For the first time, Medicare will cover the costs of lung cancer screening for some beneficiaries, the Centers for Medicare and Medicaid Services (CMS) announced on February 5. The coverage applies only to screening with low-dose computed tomography (LD-CT) in beneficiaries considered to be at increased risk based on their smoking history.
“This is an important new Medicare preventive benefit since lung cancer is the third most common [nonskin] cancer and the leading cause of cancer deaths in the United States,” said Patrick Conway, M.D., CMS chief medical officer and deputy administrator for innovation and quality.
The National Coverage Decision (NCD) on lung cancer screening was largely based on the results of the NCI-sponsored National Lung Screening Trial (NLST), which found that participants screened with LD-CT had an approximately 16 percent reduced risk of dying from lung cancer compared with those screened with a standard chest x-ray.
To be eligible for Medicare screening coverage, beneficiaries have to meet criteria similar to those that were required for participation in NLST. Beneficiaries must:
- Be between the ages of 55 and 77;
- Be either a current smoker or have quit smoking within the last 15 years; and
- Have a tobacco smoking history of at least 30 pack years, which is an average of one pack a day for 30 years.
Read Full Article (Excerpt of Article from National Cancer Institute, NCI Staff)
Comments by:
Dee W. West, Ph.D, Director, Cancer Registry of Greater California (NAACCR Member, Past President)
For decades scientists have searched for a screening test to identify lung cancer at an early and, therefore, a more treatable stage. The earliest studies in the 1960’s and 70’s tested chest X-Rays and sputum cytology; these studies failed to conclusively demonstrate increased health outcomes. In the 1990’s low dose helical computed tomography (LD-CT) was introduced and early studies cautioned about its use for children and people with high risk of cancer. In the early 2000s, the United States Preventive Services Task Force (USPSTF) reviewed existing studies and determined that there was insufficient evidence to recommend for or against LD-CT – although cancer was detected somewhat earlier there was no decrease in deaths. In 2011, the results of a NCI sponsored National Lung Screening Trial (NLST) were released, which found that participants screened with LD-CT had a 16% reduced chance of dying than those screened by X-Ray. 53,454 people participated in the NLST, were randomized to LD-CT or X-Ray, and were screened once a year for an average of 6.5 years. However, there were more false positive tests and related invasive procedures in the LD-CT group. Based on these findings, and some more recent studies, the CMS determined that the benefits outweighed the risks and decided to add LD-CT as an additional preventive service, but with specific eligibility criteria – ages 55-77, no signs of cancer, tobacco history of at least 30 pack years, and current smoker or has quit within the last 15 years. These were the same criteria for inclusion in the NLST.
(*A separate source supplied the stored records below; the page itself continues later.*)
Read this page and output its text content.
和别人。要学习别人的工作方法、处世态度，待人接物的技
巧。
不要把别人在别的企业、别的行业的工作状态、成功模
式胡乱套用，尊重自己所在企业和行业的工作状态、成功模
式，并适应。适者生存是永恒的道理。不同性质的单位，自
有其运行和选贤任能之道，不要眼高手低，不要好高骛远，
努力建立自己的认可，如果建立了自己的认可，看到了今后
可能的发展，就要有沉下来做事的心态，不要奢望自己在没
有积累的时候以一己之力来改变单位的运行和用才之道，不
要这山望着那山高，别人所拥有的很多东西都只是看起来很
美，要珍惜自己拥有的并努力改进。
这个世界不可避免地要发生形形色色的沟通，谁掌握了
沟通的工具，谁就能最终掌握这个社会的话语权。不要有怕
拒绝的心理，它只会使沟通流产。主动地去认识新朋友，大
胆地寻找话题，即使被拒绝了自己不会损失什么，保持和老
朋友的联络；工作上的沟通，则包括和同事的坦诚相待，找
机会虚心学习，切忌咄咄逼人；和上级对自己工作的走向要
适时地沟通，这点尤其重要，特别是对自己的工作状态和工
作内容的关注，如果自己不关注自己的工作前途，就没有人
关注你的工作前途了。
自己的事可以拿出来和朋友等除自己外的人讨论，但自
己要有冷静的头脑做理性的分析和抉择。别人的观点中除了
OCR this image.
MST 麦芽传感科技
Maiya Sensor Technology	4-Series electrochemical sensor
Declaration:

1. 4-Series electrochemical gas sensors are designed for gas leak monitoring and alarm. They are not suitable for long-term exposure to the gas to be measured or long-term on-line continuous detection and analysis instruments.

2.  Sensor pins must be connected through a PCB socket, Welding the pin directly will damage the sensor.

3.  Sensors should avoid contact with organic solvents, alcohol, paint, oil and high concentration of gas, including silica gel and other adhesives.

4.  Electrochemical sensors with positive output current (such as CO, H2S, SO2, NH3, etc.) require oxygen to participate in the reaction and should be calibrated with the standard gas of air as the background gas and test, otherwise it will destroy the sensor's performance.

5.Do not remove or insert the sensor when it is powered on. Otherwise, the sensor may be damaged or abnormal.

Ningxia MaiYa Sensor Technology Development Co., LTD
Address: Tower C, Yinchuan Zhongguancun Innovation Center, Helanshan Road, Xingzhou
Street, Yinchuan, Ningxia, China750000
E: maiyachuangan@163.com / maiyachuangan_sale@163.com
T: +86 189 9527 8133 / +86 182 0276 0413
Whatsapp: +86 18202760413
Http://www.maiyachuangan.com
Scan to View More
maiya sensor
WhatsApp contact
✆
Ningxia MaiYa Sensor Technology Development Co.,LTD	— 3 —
To be paid for these screening tests, CMS will require all radiologists or facilities to submit data to a CMS-approved registry for all LD-CT lung cancer screenings performed. The elements to be reported at this time are: facility, radiologist, patient, ordering practitioner, model of CT scanner, indication, system, smoking history, radiation dose, and date. The catchment area for registration is all 50 states, territories, and the District of Columbia. These registries are required to have a steering committee, management plan, operational plan, a defined catchment area, ability to submit data electronically, use CMS standard data dictionary, mechanism to have a list of all participating facilities, and a quality assurance plan.
These will not be cancer registries, but registries to compile data to document and evaluate LD-CT screening in this group of participants. But adding an outcome component by linking these registries to cancer registries would create important research opportunities. We have experience and technical resources to work with CMS. This idea is similar to the NCI Breast Cancer Surveillance Consortium (BCSC), founded in 1994, which included six organizations and two affiliates and a coordinating center. The (BCSC) is a resource for researchers to examine the delivery and quality of breast cancer screening in the United States, including related patient outcomes. The BCSC has included over 2.3 million women, has over 9.5 mammograms, and has published over 450 scientific papers.
So, this announcement not only confirms that a new important screening tool is available to older Americans but has the potential for research on delivery of care and outcomes for lung cancer patients. NAACCR or individual cancer registries should consider exploring the opportunities made possible by this announcement.
The opinions expressed in this article are those of the authors and may not represent the official positions of NAACCR.